Thursday, December 18, 2008

A day in Lima




After a decent night’s sleep, we made a trip to the local mall with Magda to book our flight to Juliaca with Lan airlines, US$140. The flight is about 2 hours from start to finish, including a short stopover in Cuzco. Juliaca is at the northern end of Lago Titicaca, from where we will travel to La Paz, Bolivia.

The stretch from Lima to Cuzco takes about an hour and is the starting point for traveller’s heading to the ruins of the famous ancient city Machu Picchu, which Virginia and I will visit later on in our trip.

After booking our flight, Magda negotiated a decent fare for a taxi to take us to the tae kwan do academy where Gustavo was teaching a class of vicious little children.

Taxi rides in Lima are an insane experience, as we weaved in and out of traffic, crossing double-yellow lines as if they were there for just that purpose, horn ablaze, turning signals a forgotten consideration. “Um, is there a seat belt?”

No.

Once we arrived at the academy, we saw the tail end of Gustavo’s lesson. Children as young as five were throwing murderous kicks and practicing their jumping technique.


On our way home from the academy, Magda wanted us to experience a Lima bus ride in rush hour, which turned out to be even crazier than the taxi, both of which were a bit more like a rollercoaster than any cab or bus ride I recall back home. The main difference was that the bus drivers seemed to be at war with one another, having competed in the exact same route day in day out, whereas the cab drivers had some level of comradery.

With eight million people living in Lima, and most all of them choosing horns over signals, rush hour is something of a musical composition, albeit one with eight million solo artists sounding off in total chaos, not even wondering if those street lines actually mean something helpful.

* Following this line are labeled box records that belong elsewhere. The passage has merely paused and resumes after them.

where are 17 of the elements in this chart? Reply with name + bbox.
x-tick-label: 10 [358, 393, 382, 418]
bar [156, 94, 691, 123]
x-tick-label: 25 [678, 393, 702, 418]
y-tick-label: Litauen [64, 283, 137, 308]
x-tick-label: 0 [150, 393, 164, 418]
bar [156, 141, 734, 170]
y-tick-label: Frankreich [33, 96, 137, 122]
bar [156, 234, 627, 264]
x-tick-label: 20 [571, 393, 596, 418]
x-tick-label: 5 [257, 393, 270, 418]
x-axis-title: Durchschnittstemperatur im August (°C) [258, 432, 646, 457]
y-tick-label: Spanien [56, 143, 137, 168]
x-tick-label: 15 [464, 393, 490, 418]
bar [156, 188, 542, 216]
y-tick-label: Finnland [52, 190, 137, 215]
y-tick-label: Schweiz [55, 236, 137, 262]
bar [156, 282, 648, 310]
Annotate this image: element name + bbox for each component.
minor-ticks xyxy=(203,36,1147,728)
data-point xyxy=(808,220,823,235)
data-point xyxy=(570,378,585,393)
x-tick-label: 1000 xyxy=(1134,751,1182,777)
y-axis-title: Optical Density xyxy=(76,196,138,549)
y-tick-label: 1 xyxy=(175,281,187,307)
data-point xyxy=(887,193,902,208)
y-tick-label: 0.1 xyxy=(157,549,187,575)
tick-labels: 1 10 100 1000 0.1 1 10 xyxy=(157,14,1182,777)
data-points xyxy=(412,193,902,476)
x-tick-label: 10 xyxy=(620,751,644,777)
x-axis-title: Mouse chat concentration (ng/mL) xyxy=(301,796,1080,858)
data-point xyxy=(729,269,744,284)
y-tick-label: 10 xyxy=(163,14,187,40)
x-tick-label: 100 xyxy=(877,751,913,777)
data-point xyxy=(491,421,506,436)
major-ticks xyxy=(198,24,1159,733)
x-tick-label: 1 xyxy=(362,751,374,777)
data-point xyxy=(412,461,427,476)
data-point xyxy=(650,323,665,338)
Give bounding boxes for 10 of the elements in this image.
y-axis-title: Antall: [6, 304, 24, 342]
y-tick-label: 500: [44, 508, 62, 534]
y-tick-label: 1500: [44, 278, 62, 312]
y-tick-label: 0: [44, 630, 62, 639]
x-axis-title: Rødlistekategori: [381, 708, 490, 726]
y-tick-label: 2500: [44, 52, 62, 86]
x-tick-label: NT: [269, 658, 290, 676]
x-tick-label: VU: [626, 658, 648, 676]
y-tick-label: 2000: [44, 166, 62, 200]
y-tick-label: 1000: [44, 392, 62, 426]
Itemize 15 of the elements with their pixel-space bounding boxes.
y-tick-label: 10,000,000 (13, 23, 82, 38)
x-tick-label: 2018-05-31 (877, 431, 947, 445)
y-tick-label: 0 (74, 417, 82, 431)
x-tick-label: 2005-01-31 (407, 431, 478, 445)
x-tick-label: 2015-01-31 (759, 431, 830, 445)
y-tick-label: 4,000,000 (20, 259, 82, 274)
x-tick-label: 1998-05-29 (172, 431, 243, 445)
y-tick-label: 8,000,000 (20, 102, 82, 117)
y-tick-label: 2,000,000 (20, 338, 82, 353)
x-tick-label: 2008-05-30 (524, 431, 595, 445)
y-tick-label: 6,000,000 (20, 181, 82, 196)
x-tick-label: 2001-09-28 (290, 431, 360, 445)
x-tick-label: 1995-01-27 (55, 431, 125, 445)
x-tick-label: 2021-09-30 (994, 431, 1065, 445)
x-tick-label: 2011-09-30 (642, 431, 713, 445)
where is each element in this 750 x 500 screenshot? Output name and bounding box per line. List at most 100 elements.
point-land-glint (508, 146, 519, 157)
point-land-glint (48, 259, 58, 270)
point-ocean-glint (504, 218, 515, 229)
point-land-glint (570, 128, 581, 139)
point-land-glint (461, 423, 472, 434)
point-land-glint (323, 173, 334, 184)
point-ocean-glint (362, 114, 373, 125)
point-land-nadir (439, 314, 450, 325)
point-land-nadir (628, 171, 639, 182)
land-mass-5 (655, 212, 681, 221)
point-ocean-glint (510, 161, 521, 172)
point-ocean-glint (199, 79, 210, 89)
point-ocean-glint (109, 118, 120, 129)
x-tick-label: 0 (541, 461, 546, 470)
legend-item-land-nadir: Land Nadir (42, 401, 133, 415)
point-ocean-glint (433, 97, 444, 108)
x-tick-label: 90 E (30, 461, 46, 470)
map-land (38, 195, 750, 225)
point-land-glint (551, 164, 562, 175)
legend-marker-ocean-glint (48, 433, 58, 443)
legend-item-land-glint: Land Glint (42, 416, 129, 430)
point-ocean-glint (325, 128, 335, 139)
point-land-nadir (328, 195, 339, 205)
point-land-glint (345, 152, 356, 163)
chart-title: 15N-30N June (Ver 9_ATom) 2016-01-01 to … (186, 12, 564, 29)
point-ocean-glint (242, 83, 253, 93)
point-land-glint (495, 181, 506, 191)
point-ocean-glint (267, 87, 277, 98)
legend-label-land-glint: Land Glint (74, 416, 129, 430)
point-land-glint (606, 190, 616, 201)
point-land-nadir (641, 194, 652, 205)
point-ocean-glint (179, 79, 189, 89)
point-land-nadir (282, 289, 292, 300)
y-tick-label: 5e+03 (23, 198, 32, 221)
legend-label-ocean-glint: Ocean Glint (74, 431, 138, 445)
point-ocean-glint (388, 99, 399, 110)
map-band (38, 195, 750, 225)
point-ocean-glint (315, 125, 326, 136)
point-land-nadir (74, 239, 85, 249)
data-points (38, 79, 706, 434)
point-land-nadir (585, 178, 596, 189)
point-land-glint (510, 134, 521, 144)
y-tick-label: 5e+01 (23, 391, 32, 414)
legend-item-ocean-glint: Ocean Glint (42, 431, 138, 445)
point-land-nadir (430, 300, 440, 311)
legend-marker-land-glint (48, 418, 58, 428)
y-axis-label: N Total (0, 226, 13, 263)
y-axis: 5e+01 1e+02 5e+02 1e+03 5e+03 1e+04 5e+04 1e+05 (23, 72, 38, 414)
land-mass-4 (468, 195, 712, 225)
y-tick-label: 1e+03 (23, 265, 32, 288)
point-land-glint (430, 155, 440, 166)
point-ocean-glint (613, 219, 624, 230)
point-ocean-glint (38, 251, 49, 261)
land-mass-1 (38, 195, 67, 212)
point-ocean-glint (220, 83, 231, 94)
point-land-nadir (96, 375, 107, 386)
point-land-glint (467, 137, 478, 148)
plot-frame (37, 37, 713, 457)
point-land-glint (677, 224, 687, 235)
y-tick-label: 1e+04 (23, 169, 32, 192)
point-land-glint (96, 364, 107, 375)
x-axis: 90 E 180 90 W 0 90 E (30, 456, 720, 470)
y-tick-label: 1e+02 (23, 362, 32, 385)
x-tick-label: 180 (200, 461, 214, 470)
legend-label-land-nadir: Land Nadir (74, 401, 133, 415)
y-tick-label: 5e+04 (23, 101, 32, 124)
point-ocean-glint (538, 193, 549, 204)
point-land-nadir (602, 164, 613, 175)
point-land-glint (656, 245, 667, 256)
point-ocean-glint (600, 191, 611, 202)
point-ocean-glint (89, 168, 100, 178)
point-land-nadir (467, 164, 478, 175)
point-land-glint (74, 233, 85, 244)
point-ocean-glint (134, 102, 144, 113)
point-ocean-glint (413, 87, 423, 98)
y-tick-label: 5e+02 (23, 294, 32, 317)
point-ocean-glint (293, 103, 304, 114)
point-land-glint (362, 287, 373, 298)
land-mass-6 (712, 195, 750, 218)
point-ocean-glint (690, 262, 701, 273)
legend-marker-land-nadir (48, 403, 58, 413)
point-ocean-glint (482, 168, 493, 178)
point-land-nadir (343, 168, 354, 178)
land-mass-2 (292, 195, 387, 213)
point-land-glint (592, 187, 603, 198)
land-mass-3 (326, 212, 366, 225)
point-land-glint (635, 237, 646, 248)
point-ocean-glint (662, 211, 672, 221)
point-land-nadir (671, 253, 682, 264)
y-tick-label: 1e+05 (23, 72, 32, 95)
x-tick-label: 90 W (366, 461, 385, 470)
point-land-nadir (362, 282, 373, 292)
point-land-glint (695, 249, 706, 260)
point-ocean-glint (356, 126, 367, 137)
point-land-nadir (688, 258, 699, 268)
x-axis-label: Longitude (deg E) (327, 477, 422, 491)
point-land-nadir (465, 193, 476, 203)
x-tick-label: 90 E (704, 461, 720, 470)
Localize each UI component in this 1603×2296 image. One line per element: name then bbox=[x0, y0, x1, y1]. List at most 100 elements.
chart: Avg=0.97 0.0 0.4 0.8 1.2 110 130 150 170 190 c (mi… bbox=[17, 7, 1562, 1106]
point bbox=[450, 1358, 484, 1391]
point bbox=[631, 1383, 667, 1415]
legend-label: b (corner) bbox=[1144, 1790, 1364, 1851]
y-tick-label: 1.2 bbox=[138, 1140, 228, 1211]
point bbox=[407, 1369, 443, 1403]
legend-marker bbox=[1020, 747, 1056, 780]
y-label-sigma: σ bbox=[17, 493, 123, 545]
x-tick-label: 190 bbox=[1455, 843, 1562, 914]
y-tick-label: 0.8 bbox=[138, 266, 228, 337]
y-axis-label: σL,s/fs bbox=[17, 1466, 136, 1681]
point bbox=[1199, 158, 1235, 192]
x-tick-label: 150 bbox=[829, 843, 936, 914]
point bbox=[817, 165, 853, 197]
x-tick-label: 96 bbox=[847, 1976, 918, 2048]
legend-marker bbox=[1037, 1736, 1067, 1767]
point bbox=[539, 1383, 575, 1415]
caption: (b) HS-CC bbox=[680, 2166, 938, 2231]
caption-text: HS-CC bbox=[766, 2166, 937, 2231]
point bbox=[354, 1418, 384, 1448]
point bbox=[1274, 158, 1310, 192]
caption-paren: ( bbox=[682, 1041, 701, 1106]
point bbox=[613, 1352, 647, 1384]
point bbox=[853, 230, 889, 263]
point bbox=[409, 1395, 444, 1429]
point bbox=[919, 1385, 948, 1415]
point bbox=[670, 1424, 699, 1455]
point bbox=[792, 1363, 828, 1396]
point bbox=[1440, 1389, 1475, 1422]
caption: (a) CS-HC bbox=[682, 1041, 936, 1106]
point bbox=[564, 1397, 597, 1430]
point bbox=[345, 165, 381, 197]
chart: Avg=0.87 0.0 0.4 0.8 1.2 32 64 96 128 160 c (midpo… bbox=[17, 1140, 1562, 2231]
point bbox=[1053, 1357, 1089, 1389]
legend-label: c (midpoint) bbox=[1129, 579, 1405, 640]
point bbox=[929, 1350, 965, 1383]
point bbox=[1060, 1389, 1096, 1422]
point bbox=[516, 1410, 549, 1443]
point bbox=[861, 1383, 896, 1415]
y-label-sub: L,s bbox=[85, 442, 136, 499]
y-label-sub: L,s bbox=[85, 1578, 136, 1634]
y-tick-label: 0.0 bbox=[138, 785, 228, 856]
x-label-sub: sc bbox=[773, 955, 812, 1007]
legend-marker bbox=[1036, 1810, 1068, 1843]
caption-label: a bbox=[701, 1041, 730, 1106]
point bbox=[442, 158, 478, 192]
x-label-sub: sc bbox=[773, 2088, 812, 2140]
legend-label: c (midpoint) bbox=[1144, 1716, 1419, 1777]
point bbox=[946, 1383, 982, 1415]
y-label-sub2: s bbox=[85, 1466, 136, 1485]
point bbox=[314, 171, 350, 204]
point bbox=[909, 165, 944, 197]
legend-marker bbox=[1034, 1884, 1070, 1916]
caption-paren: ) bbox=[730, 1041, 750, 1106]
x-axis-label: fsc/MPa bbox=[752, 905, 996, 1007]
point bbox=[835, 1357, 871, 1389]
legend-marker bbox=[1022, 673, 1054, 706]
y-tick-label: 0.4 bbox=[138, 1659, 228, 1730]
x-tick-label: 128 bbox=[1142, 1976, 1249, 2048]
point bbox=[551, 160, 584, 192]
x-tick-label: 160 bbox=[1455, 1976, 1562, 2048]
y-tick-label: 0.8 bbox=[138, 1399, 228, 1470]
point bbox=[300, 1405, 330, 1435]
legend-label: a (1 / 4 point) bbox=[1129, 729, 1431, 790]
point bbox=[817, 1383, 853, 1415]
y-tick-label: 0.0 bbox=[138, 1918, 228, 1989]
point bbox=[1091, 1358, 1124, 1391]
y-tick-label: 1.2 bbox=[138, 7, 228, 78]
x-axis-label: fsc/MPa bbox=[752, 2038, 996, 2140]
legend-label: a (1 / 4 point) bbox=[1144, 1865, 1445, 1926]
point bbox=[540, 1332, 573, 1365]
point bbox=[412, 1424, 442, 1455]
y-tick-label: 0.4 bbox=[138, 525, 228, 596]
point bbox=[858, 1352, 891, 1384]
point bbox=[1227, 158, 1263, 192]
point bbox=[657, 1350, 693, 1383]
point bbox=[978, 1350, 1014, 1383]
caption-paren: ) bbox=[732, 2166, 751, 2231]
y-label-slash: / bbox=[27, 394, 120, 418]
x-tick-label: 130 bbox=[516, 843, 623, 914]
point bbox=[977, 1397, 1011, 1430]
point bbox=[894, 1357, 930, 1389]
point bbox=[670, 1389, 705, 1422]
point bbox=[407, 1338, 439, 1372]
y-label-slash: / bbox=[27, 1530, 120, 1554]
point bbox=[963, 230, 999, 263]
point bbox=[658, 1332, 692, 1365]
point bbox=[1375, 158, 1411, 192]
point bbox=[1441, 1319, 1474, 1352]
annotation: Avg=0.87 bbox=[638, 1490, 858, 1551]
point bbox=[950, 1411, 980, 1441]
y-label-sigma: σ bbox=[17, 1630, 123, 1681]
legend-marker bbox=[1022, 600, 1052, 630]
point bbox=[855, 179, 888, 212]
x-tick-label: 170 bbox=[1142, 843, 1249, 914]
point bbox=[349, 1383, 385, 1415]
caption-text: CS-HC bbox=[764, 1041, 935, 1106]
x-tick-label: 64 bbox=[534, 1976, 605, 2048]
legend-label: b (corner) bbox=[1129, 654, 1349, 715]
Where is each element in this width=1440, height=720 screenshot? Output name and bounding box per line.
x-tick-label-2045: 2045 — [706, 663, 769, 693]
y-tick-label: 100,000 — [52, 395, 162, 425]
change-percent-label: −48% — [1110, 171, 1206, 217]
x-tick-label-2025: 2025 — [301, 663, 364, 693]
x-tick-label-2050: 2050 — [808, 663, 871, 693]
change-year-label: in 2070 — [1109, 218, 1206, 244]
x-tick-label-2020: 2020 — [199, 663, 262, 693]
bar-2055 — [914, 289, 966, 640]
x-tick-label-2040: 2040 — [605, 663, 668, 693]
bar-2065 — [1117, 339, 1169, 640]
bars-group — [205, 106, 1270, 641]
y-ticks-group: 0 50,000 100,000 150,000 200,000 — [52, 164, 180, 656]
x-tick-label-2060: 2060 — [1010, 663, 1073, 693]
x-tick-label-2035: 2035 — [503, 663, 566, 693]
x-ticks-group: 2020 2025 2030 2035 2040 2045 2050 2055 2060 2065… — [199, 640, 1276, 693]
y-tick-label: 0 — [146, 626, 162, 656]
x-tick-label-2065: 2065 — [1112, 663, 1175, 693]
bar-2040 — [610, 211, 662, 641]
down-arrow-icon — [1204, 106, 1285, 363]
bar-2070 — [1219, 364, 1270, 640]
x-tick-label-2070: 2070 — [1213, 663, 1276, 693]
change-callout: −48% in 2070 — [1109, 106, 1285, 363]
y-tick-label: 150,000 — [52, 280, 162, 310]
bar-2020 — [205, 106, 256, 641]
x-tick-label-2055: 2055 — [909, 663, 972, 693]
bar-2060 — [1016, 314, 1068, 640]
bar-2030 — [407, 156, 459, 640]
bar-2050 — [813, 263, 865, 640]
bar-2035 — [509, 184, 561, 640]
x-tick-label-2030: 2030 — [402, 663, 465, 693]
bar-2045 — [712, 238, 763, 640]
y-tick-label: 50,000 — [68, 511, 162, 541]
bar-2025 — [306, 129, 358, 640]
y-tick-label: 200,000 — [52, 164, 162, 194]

The bus ride took us home, where we spent the rest of the evening preparing for our early morning flight, which had us scheduled to leave the house at 4:30am.

And of course, what better way to end a day than with a shower?

Did you know that there are very few people in Peru that are 6’2” tall? Unfortunately for me, this is true.

I hit my head on the shower ceiling no fewer than 10 times. Not just a low shower spout built for someone 5’8”, but a ceiling that could only accommodate those about 5’10” or shorter. After some struggle with the concept, straining my neck sideways, slouching forward, kneeling – you name it – I figured all I could do to get it done without a headache was to assume the squatting position.

If you’re taller than the limited dimensions I write of above, you best be practicing your technique before you come to Peru, just to be sure, because it’s not the easiest thing for everyone to do for ten minutes at a time. Fortunately for me, squatting was a regular part of my theatre training.